1 mole of potassium bromide contains 1 mole of potassium element and 1 mole of bromide element.

So, 0.0178 moles of potassium bromide will contain $(1\times 0.0178\times 6.022\times 10^{23})=1.07\times 10^{22}$ number of potassium atoms and

• For B: 0.1488 g of phosphoric acid

Given mass of phosphoric acid = 0.1488 g

Molar mass of phosphoric acid = 98 g/mol

Putting values in equation 1, we get:

$\text{Moles of phosphoric acid}=\frac{0.1488g}{98g/mol}=0.00152mol$

1 mole of phosphoric acid contains 3 moles of hydrogen element, 1 mole of phosphorus element and 4 moles of oxygen element.

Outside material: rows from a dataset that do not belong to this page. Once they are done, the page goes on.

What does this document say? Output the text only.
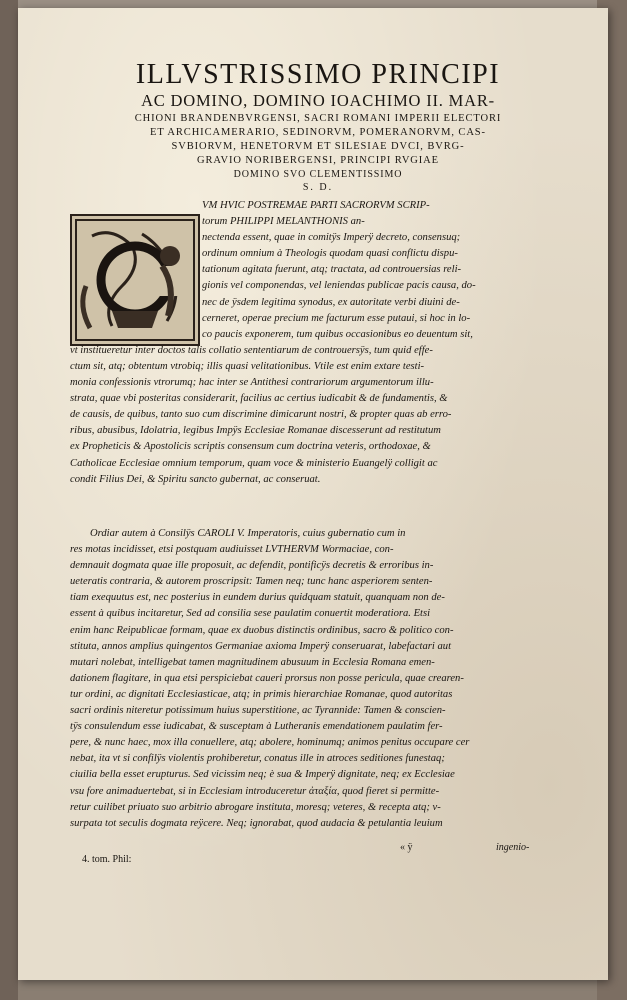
ILLVSTRISSIMO PRINCIPI
AC DOMINO, DOMINO IOACHIMO II. MAR-
CHIONI BRANDENBVRGENSI, SACRI ROMANI IMPERII ELECTORI
ET ARCHICAMERARIO, SEDINORVM, POMERANORVM, CAS-
SVBIORVM, HENETORVM ET SILESIAE DVCI, BVRG-
GRAVIO NORIBERGENSI, PRINCIPI RVGIAE
DOMINO SVO CLEMENTISSIMO
S. D.
VM HVIC POSTREMAE PARTI SACRORVM SCRIP-
torum PHILIPPI MELANTHONIS an-
nectenda essent, quae in comitÿs Imperÿ decreto, consensuq;
ordinum omnium à Theologis quodam quasi conflictu dispu-
tationum agitata fuerunt, atq; tractata, ad controuersias reli-
gionis vel componendas, vel leniendas publicae pacis causa, do-
nec de ÿsdem legitima synodus, ex autoritate verbi diuini de-
cerneret, operae precium me facturum esse putaui, si hoc in lo-
co paucis exponerem, tum quibus occasionibus eo deuentum sit,
vt institueretur inter doctos talis collatio sententiarum de controuersÿs, tum quid effe-
ctum sit, atq; obtentum vtrobiq; illis quasi velitationibus. Vtile est enim extare testi-
monia confessionis vtrorumq; hac inter se Antithesi contrariorum argumentorum illu-
strata, quae vbi posteritas considerarit, facilius ac certius iudicabit & de fundamentis, &
de causis, de quibus, tanto suo cum discrimine dimicarunt nostri, & propter quas ab erro-
ribus, abusibus, Idolatria, legibus Impÿs Ecclesiae Romanae discesserunt ad restitutum
ex Propheticis & Apostolicis scriptis consensum cum doctrina veteris, orthodoxae, &
Catholicae Ecclesiae omnium temporum, quam voce & ministerio Euangelÿ colligit ac
condit Filius Dei, & Spiritu sancto gubernat, ac conseruat.
Ordiar autem à Consilÿs CAROLI V. Imperatoris, cuius gubernatio cum in
res motas incidisset, etsi postquam audiuisset LVTHERVM Wormaciae, con-
demnauit dogmata quae ille proposuit, ac defendit, pontificÿs decretis & erroribus in-
ueteratis contraria, & autorem proscripsit: Tamen neq; tunc hanc asperiorem senten-
tiam exequutus est, nec posterius in eundem durius quidquam statuit, quanquam non de-
essent à quibus incitaretur, Sed ad consilia sese paulatim conuertit moderatiora. Etsi
enim hanc Reipublicae formam, quae ex duobus distinctis ordinibus, sacro & politico con-
stituta, annos amplius quingentos Germaniae axioma Imperÿ conseruarat, labefactari aut
mutari nolebat, intelligebat tamen magnitudinem abusuum in Ecclesia Romana emen-
dationem flagitare, in qua etsi perspiciebat caueri prorsus non posse pericula, quae crearen-
tur ordini, ac dignitati Ecclesiasticae, atq; in primis hierarchiae Romanae, quod autoritas
sacri ordinis niteretur potissimum huius superstitione, ac Tyrannide: Tamen & conscien-
tÿs consulendum esse iudicabat, & susceptam à Lutheranis emendationem paulatim fer-
pere, & nunc haec, mox illa conuellere, atq; abolere, hominumq; animos penitus occupare cer
nebat, ita vt si confilÿs violentis prohiberetur, conatus ille in atroces seditiones funestaq;
ciuilia bella esset erupturus. Sed vicissim neq; è sua & Imperÿ dignitate, neq; ex Ecclesiae
vsu fore animaduertebat, si in Ecclesiam introduceretur ἀταξία, quod fieret si permitte-
retur cuilibet priuato suo arbitrio abrogare instituta, moresq; veteres, & recepta atq; v-
surpata tot seculis dogmata reÿcere. Neq; ignorabat, quod audacia & petulantia leuium
4. tom. Phil:
« ÿ	ingenio-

So, 0.00152 moles of phosphoric acid will contain $(3\times 0.00152\times 6.022\times 10^{23})=2.75\times 10^{21}$ number of hydrogen atoms, $(1\times 0.00152\times 6.022\times 10^{23})=9.15\times 10^{20}$ of phosphorus atoms and $(4\times 0.00152\times 6.022\times 10^{23})=3.66\times 10^{21}$ number of oxygen atoms.

• For C: 23 kg of calcium carbonate

Given mass of calcium carbonate = 23 kg = 23000 g   (Conversion factor: 1 kg = 1000 g)

Molar mass of calcium carbonate = 100 g/mol

Putting values in equation 1, we get:

$\text{Moles of calcium carbonate}=\frac{23000g}{100g/mol}=230mol$

1 mole of calcium carbonate contains 1 mole of calcium element, 1 mole of carbon element and 3 moles of oxygen element.

So, 230 moles of calcium carbonate will contain $(1\times 230\times 6.022\times 10^{23})=1.38\times 10^{26}$ number of calcium atoms,

• For D: 78.452 g of aluminium sulfate

Given mass of aluminium sulfate = 78.452 g

Molar mass of aluminium sulfate = 342.15 g/mol

Putting values in equation 1, we get:

$\text{Moles of aluminium sulfate}=\frac{78.452g}{342.15g/mol}=0.229mol$

1 mole of aluminium sulfate contains 2 moles of aluminium element, 3 moles of sulfur element and 12 moles of oxygen element.

So, 0.229 moles of aluminium sulfate will contain $(2\times 0.229\times 6.022\times 10^{23})=2.76\times 10^{23}$ number of aluminium atoms, $(3\times 0.229\times 6.022\times 10^{23})=4.14\times 10^{23}$ of sulfur atoms and $(12\times 0.229\times 6.022\times 10^{23})=1.65\times 10^{24}$ number of oxygen atoms.

• For E: 0.1250 mg of caffeine

Given mass of caffeine = 0.1250 mg = $0.125\times 10^{-3}$ g   (Conversion factor: 1 g = 1000 mg)

Molar mass of caffeine = 194.2 g/mol

Putting values in equation 1, we get:

$\text{Moles of caffeine}=\frac{0.125\times 10^{-3}g}{194.2g/mol}=6.44\times 10^{-7}mol$

1 mole of caffeine contains 8 moles of carbon element, 10 moles of hydrogen element, 4 moles of nitrogen element and 2 moles of oxygen element.

So, $6.44\times 10^{-7}$ moles of caffeine will contain $(8\times 6.44\times 10^{-7}\times 6.022\times 10^{23})=3.10\times 10^{18}$ number of carbon atoms, $(10\times 6.44\times 10^{-7}\times 6.022\times 10^{23})=3.88\times 10^{18}$ of hydrogen atoms, $(4\times 6.44\times 10^{-7}\times 6.022\times 10^{23})=1.55\times 10^{18}$ of nitrogen atoms and $(2\times 6.44\times 10^{-7}\times 6.022\times 10^{23})=7.76\times 10^{17}$ number of oxygen atoms.